Derrière les grandes déclarations des dirigeants européens se lamentant bien tardivement sur le retour de l'esclavage en Libye se dessinent en réalité d'autres projets pour les migrants qui tentent de fuir vers l'Europe. A Bruxelles, au sein du Conseil européen, un nouveau règlement "instituant une procédure commune en matière de protection internationale" est en discussion. Le texte en question prévoit une disposition qui remettrait en cause le droit d'asile tel qu'il existe dans la convention de Genève.
Il prévoirait notamment de pouvoir déclarer irrecevables les demandes d'asile formulées par des réfugiés à partir du moment où ils ont transité dans "un pays sûr". Ainsi, ils pourraient être reconduits directement dans le "pays tiers sûr" en question.
Quelle est cette notion de "pays sûr"? Jusqu'ici l'espace Schengen, c'est la règle du pays d'arrivée qui prévaut: un réfugié arrivant dans un pays de l'espace Schengen y fait sa demande d'asile. C'est ce pays d'accueil qui l'examine et les réfugiés peuvent ensuite être dispersés dans d'autres pays européens selon les quotas.
Le concept de "pays tiers sûr" est en réalité en train de remettre en cause cet accueil au sein des pays membres de l'Union européenne. Un concept déjà présent dans la directive européenne datant de juin 2013, à la différence que ce règlement ne s'imposait pas aux pays qui ne souhaitaient pas l'appliquer.
L'accord intervenu entre l'Union européenne et la Turquie d'Erdogan, en 2016, a été le premier à instaurer ce principe concrètement. Depuis la Turquie est censée accueillir et retenir les migrants sur son sol, moyennant une rétribution des pays de l'UE (6 milliards d'euros dans les trois ans qui suivaient cet accord).
Avec le changement en gestation dans les tiroirs du Conseil européen d'autres pays hors de l'Union européenne pourraient devenir des "pays tiers sûrs", vers lesquels on renverrait donc les demandeurs d'asile parvenus sur le sol européen. Si certaines zones de Libye, par exemple, se retrouvaient sécurisées ou normalisées au milieu de ce vaste chaos qu'est devenu le pays après la chute du régime de Khadafi, la règle du "pays tiers sûr" pourrait donc s'y appliquer également... malgré les grandes déclarations scandalisées après la révélation du trafic d'esclaves en cours dans certains camps de réfugiés.
En interne, certains pays, comme la France, commencent déjà à se projeter dans ce sens et durcissent davantage les conditions d'examen des demandes d'asile formulées sur leur territoire.

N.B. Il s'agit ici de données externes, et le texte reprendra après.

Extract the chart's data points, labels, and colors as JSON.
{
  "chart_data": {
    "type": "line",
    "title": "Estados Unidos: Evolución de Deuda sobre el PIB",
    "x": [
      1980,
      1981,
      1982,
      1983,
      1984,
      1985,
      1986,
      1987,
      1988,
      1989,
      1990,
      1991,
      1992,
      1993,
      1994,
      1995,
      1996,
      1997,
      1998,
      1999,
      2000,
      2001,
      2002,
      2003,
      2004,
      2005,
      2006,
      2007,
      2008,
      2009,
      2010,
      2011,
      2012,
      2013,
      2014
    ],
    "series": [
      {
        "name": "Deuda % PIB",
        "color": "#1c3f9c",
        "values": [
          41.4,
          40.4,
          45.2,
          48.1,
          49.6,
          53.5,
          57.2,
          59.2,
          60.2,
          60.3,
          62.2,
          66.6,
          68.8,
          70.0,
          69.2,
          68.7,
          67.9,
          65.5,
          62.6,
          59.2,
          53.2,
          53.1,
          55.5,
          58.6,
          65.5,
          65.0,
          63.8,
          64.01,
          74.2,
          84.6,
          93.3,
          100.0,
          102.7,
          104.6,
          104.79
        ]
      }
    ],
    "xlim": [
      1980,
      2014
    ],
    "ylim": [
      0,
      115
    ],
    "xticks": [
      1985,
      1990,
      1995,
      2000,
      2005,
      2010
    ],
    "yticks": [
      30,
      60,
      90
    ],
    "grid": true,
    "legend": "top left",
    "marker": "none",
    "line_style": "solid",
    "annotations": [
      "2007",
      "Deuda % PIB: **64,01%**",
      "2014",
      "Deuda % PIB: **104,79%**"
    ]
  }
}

La loi française prévoit en effet que, jusqu'ici, un demandeur d'asile relevant de Dublin ne pouvait être placé en centre de rétention avant d'avoir fait l'objet d'une décision d'expulsion vers un pays tiers.
Le 29 novembre, la Commission des lois de l'Assemblée nationale, au moment où Emmanuel Macron faisait sa tournée africaine en dénonçant "le crime contre l'humanité" de l'esclavage en Libye, a adopté un texte permettant le placement en rétention des réfugiés jusqu'à l'examen de leur dossier et l'éventuelle décision d'expulsion vers le "pays tiers", c'est à dire celui par lequel ils sont rentrés sur le territoire de l'UE.
"Nous reconduisons beaucoup trop peu", avait déclaré le président de la République au mois de septembre dernier.
Ces nouvelles mesures législatives françaises sont faites pour répondre à ce souci du gouvernement.
Hypocrisie totale et chasse aux pauvres
L'attitude des gouvernements européens est donc totalement hypocrite. Si ce principe du pays tiers sûr entrait en vigueur, il leur permettrait de "relocaliser" les migrants hors du sol européen. A travers ces manœuvres, que dissimule mal l'indignation affichée par les dirigeants européens, se cache la véritable conception de l'Europe à l'oeuvre: celle d'une forteresse qui se ferme aux migrants venus de pays dont notre continent a pourtant sa propre responsabilité dans leur état de pauvreté. La réponse des chefs d'Etat européens, en durcissant le régime de l'asile et en repoussant hors des frontières de l'UE des milliers de personnes en détresse, s'apparente à une chasse aux pauvres.
Diego Chauvet, dossier L'Humanité Dimanche (du 7 au 13 décembre) - "Réfugiés, les damnés de l'Europe néocoloniale".